Дрожь прошла. Остались только слабость и опустошение. Унылое, тоскливое. Михаил Тюрин лежал рядом с обнаженной женщиной и смотрел, как она дышит, еще вздрагивая от медленно отпускавшего ее возбуждения. Таких, как эта сорокалетняя Ирина, он находил в интернете. Неудовлетворенная, истосковавшаяся по мужским рукам, по сексу, потому что муж не баловал ее вниманием, она легко пошла на контакт в переписке, как только почувствовала в Михаиле потенциального любовника. Неделя переписки, а потом Ирина сама пришла к нему домой.
Вино, водка, немного фруктов, бутерброды. Стол Михаил накрыл так, как он сам понимал их встречу. Точнее, уголовник с тремя судимостями никак не понимал процесса ухаживания. Выпить с женщиной, посидеть, разглядывая ее, почувствовать, как внутри начинает подниматься горячее возбуждение. И у себя самого, и у женщины. Нравилось ему видеть, как женщине тоже хочется секса. И она с готовностью, по первому его слову встала и сняла кофточку, стянула юбку, оставшись только в лифчике и трусиках. Села на диван у стены. Ждет…
А потом дикий, горячий секс. Грубый, с унижениями. Это сейчас ей все равно, но потом она вспомнит, как он с ней обращался, и больше не придет. Другие тоже после первого раза не приходили. А Михаил не мог не унижать. Это был не просто секс, не просто удовлетворение собственной похоти, это была еще и своего рода месть за собственное унижение. Унижение, которое он испытывал в колонии, когда его – насильника несовершеннолетней девочки – «опустили» в первую же неделю. Несколько лет он жил изгоем, презираемым всеми. А потом третья ходка из-за кражи, и снова все повторилось.
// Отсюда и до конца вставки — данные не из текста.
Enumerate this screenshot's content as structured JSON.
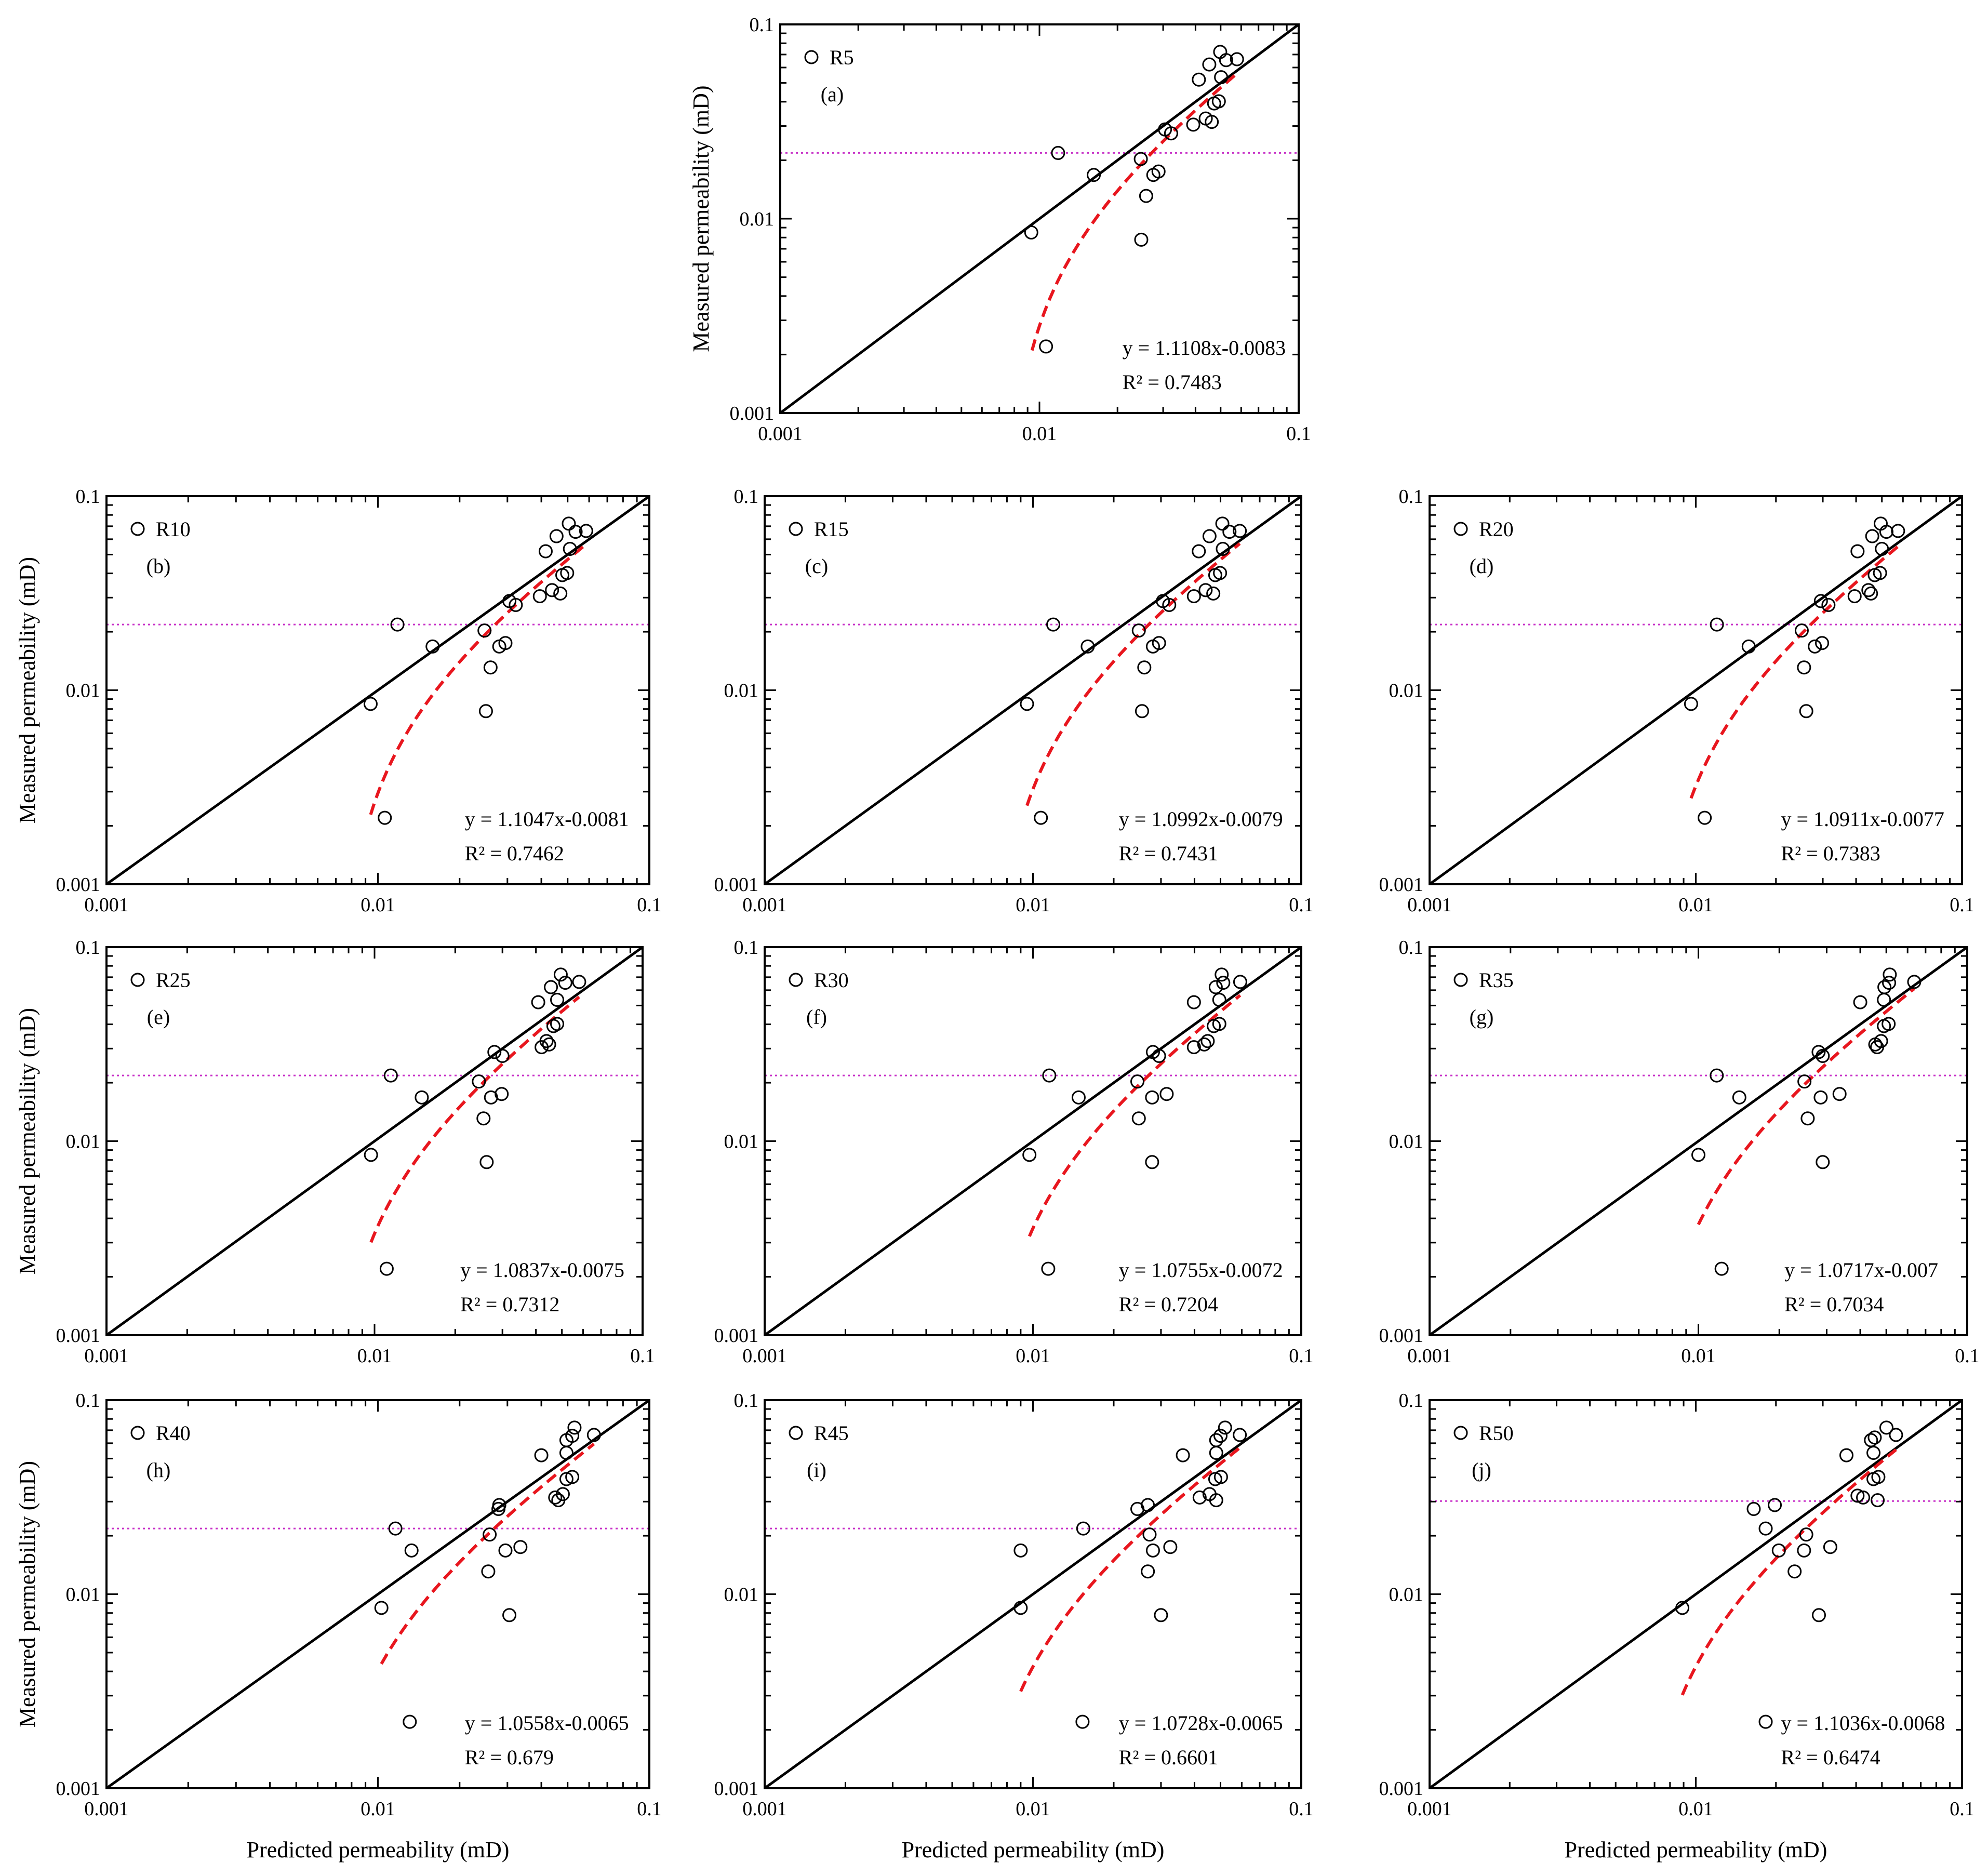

Михаил Тюрин не знал таких слов, не задумывался о смысле этих выражений, да и где он их мог слышать – «изгой», «психологически сломленный». Он просто жил, как жил. Унижали и топтали его, унижал и топтал он. Правда, таких людей было мало, единицы, над кем бы он мог поиздеваться хоть в какой-то мере так, как издевались над ним, кого бы он мог презирать так, как «на зоне» презирали его самого. Пока он на свободе, надо пользоваться ею, солнцем, погодой, гаражом, который остался от тестя, старой ржавой «копейкой», которая каким-то чудом еще ездила.
– Дурак, – устало прошептала Ирина и стала подниматься.